To find the equation of the normal to the curve given by \( x = a \cos^3 \theta \) and \( y = a \sin^3 \theta \) at \( \theta = \frac{\pi}{4} \), we will follow these steps: ### Step 1: Find the coordinates of the point on the curve at \( \theta = \frac{\pi}{4} \). Using the parametric equations: \[ x = a \cos^3 \theta \] \[ y = a \sin^3 \theta \] Substituting \( \theta = \frac{\pi}{4} \): \[ x_1 = a \left(\cos \frac{\pi}{4}\right)^3 = a \left(\frac{1}{\sqrt{2}}\right)^3 = a \cdot \frac{1}{2\sqrt{2}} = \frac{a}{2\sqrt{2}} \] \[ y_1 = a \left(\sin \frac{\pi}{4}\right)^3 = a \left(\frac{1}{\sqrt{2}}\right)^3 = a \cdot \frac{1}{2\sqrt{2}} = \frac{a}{2\sqrt{2}} \] ### Step 2: Differentiate \( x \) and \( y \) with respect to \( \theta \). Calculating \( \frac{dx}{d\theta} \): \[ \frac{dx}{d\theta} = a \cdot 3 \cos^2 \theta \cdot (-\sin \theta) = -3a \cos^2 \theta \sin \theta \] Calculating \( \frac{dy}{d\theta} \): \[ \frac{dy}{d\theta} = a \cdot 3 \sin^2 \theta \cdot \cos \theta = 3a \sin^2 \theta \cos \theta \] ### Step 3: Find \( \frac{dy}{dx} \).
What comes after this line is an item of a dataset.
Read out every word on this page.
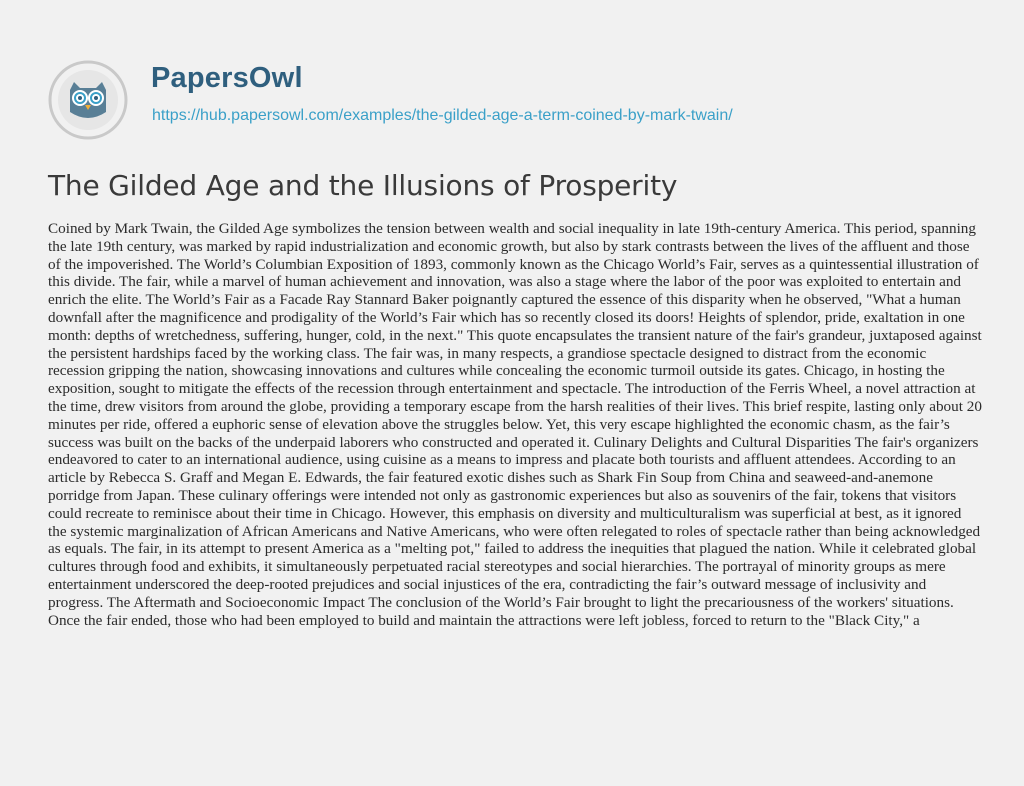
PapersOwl
https://hub.papersowl.com/examples/the-gilded-age-a-term-coined-by-mark-twain/
The Gilded Age and the Illusions of Prosperity

Coined by Mark Twain, the Gilded Age symbolizes the tension between wealth and social inequality in late 19th-century America. This period, spanning the late 19th century, was marked by rapid industrialization and economic growth, but also by stark contrasts between the lives of the affluent and those of the impoverished. The World’s Columbian Exposition of 1893, commonly known as the Chicago World’s Fair, serves as a quintessential illustration of this divide. The fair, while a marvel of human achievement and innovation, was also a stage where the labor of the poor was exploited to entertain and enrich the elite. The World’s Fair as a Facade Ray Stannard Baker poignantly captured the essence of this disparity when he observed, "What a human downfall after the magnificence and prodigality of the World’s Fair which has so recently closed its doors! Heights of splendor, pride, exaltation in one month: depths of wretchedness, suffering, hunger, cold, in the next." This quote encapsulates the transient nature of the fair's grandeur, juxtaposed against the persistent hardships faced by the working class. The fair was, in many respects, a grandiose spectacle designed to distract from the economic recession gripping the nation, showcasing innovations and cultures while concealing the economic turmoil outside its gates. Chicago, in hosting the exposition, sought to mitigate the effects of the recession through entertainment and spectacle. The introduction of the Ferris Wheel, a novel attraction at the time, drew visitors from around the globe, providing a temporary escape from the harsh realities of their lives. This brief respite, lasting only about 20 minutes per ride, offered a euphoric sense of elevation above the struggles below. Yet, this very escape highlighted the economic chasm, as the fair’s success was built on the backs of the underpaid laborers who constructed and operated it. Culinary Delights and Cultural Disparities The fair's organizers endeavored to cater to an international audience, using cuisine as a means to impress and placate both tourists and affluent attendees. According to an article by Rebecca S. Graff and Megan E. Edwards, the fair featured exotic dishes such as Shark Fin Soup from China and seaweed-and-anemone porridge from Japan. These culinary offerings were intended not only as gastronomic experiences but also as souvenirs of the fair, tokens that visitors could recreate to reminisce about their time in Chicago. However, this emphasis on diversity and multiculturalism was superficial at best, as it ignored the systemic marginalization of African Americans and Native Americans, who were often relegated to roles of spectacle rather than being acknowledged as equals. The fair, in its attempt to present America as a "melting pot," failed to address the inequities that plagued the nation. While it celebrated global cultures through food and exhibits, it simultaneously perpetuated racial stereotypes and social hierarchies. The portrayal of minority groups as mere entertainment underscored the deep-rooted prejudices and social injustices of the era, contradicting the fair’s outward message of inclusivity and progress. The Aftermath and Socioeconomic Impact The conclusion of the World’s Fair brought to light the precariousness of the workers' situations. Once the fair ended, those who had been employed to build and maintain the attractions were left jobless, forced to return to the "Black City," a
Using the chain rule: \[ \frac{dy}{dx} = \frac{dy/d\theta}{dx/d\theta} = \frac{3a \sin^2 \theta \cos \theta}{-3a \cos^2 \theta \sin \theta} \] This simplifies to: \[ \frac{dy}{dx} = -\frac{\sin \theta}{\cos \theta} = -\tan \theta \] ### Step 4: Evaluate \( \frac{dy}{dx} \) at \( \theta = \frac{\pi}{4} \). Substituting \( \theta = \frac{\pi}{4} \): \[ \frac{dy}{dx} = -\tan \frac{\pi}{4} = -1 \] ### Step 5: Find the slope of the normal line. The slope of the normal line is the negative reciprocal of the slope of the tangent line: \[ \text{slope of normal} = -\frac{1}{-1} = 1 \] ### Step 6: Write the equation of the normal line. Using the point-slope form of the equation of a line: \[ y - y_1 = m(x - x_1) \] Substituting \( m = 1 \), \( x_1 = \frac{a}{2\sqrt{2}} \), and \( y_1 = \frac{a}{2\sqrt{2}} \): \[ y - \frac{a}{2\sqrt{2}} = 1 \left( x - \frac{a}{2\sqrt{2}} \right) \] This simplifies to: \[ y - \frac{a}{2\sqrt{2}} = x - \frac{a}{2\sqrt{2}} \] Rearranging gives: \[ x - y = 0 \] ### Final Answer: The equation of the normal to the curve at \( \theta = \frac{\pi}{4} \) is: \[ x - y = 0 \]